La Corte di Cassazione, nel dichiarare fondato il ricorso, ha premesso che il fatto per il quale si procede è stato commesso sotto la vigenza della precedente formulazione dell’art. 2 d.lgs. n. 159 del 2011, il quale prevedeva che, nel caso di persone ritenute pericolose per la sicurezza pubblica trovate fuori dai luoghi di residenza, il questore potesse “rimandarvele con provvedimento motivato e con foglio di via obbligatorio, inibendo loro di ritornare, senza preventiva autorizzazione ovvero per un periodo non superiore a tre anni, nel comune dal quale sono allontanate“.
Il testo di tale disposizione è stato recentemente modificato dall’art. 3, comma 2, lett. a), d.l. 15 settembre 2023, n. 123, il quale ha stabilito che, “nel medesimo caso di persone ritenute pericolose per la sicurezza pubblica trovate in un comune diverso dai luoghi di residenza o di dimora abituale, il questore, con provvedimento motivato, può ordinare loro di lasciare il territorio del medesimo comune entro un termine non superiore a quarantotto ore, inibendo di farvi ritorno, senza preventiva autorizzazione“.
Dunque la nuova formulazione manca della previsione, nel provvedimento del questore, dell’obbligo di rimpatriare nel comune di residenza il soggetto allontanato.

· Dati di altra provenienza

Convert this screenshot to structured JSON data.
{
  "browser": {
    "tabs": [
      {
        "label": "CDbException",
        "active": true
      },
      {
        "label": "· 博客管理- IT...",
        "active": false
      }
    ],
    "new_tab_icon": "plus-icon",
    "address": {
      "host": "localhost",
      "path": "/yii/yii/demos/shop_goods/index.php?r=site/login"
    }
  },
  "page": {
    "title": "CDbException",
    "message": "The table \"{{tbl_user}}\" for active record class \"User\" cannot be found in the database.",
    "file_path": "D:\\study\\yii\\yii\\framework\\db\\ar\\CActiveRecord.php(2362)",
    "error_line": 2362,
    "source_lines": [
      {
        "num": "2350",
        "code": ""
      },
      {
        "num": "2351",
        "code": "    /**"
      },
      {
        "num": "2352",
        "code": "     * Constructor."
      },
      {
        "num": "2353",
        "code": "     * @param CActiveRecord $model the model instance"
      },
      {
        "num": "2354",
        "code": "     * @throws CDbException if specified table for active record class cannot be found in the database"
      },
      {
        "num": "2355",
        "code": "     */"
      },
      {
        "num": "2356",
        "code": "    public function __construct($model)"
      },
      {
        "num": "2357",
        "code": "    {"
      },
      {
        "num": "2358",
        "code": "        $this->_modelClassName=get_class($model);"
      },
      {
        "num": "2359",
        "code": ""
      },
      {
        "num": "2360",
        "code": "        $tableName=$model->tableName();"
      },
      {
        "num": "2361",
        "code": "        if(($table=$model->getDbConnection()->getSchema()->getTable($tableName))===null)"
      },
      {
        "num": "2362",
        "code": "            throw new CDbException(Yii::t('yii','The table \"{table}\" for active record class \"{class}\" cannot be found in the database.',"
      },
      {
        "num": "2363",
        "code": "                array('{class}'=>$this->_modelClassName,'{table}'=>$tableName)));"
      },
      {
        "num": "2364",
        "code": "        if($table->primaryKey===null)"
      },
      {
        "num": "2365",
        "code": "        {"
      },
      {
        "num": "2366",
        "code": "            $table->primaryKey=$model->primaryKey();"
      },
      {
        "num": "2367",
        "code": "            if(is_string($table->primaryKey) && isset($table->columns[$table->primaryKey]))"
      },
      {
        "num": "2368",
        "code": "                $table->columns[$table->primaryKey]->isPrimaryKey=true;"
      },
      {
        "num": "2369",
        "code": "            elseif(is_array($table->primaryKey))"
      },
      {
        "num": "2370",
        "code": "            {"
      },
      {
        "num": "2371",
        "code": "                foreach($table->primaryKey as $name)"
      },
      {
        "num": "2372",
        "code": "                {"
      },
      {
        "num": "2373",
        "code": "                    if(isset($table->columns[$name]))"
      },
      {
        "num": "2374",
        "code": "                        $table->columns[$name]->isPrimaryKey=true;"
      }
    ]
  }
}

La Suprema Corte riprende, poi, un consolidato principio di diritto secondo il quale, in tema di misure di prevenzione, “le prescrizioni di fare rientro nel luogo di residenza e di non tornare nel comune oggetto dell’ordine di allontanamento costituiscono condizioni imprescindibili e inscindibili per la legittima emissione del foglio di via obbligatorio, sicché la mancanza di una delle prescrizioni determina illegittimità del provvedimento, rilevabile dal giudice penale al fine di disapplicarlo per difformità dalla fattispecie tipica, con conseguente insussitenza del reato di cui all’art. 76, comma 3, d.lgs. 6 settembre 2011, n. 159“.

3. La decisione della Cassazione

Alla luce di quanto finora esposto, la Corte di Cassazione ha osservato che il provvedimento del Questore di Salerno conteneva il solo divieto di fare ritorno nel Comune in questione, ma non anche la prescrizione di fare ritorno nel comune di residenza, pur risultando dal testo del foglio di via che l’imputato non avesse residenza anagrafica, né dimora abituale.
La Suprema Corte ha, dunque, ritenuto che il difetto della duplice intimazione nel foglio di via obbligatorio, quale che sia la nazionalità dell’allontanato, non sia affatto irrilevante e determini piuttosto l’illegittimità del provvedimento, la cui inosservanza è sanzionata dall’art. 76, comma 3, d.lgs. n. 159 del 2011, per la mancanza di uno dei requisiti di validità dell’atto.
Per questi motivi, la Cassazione ha imposto l’annullamento senza rinvio della sentenza impugnata perché il fatto non sussiste.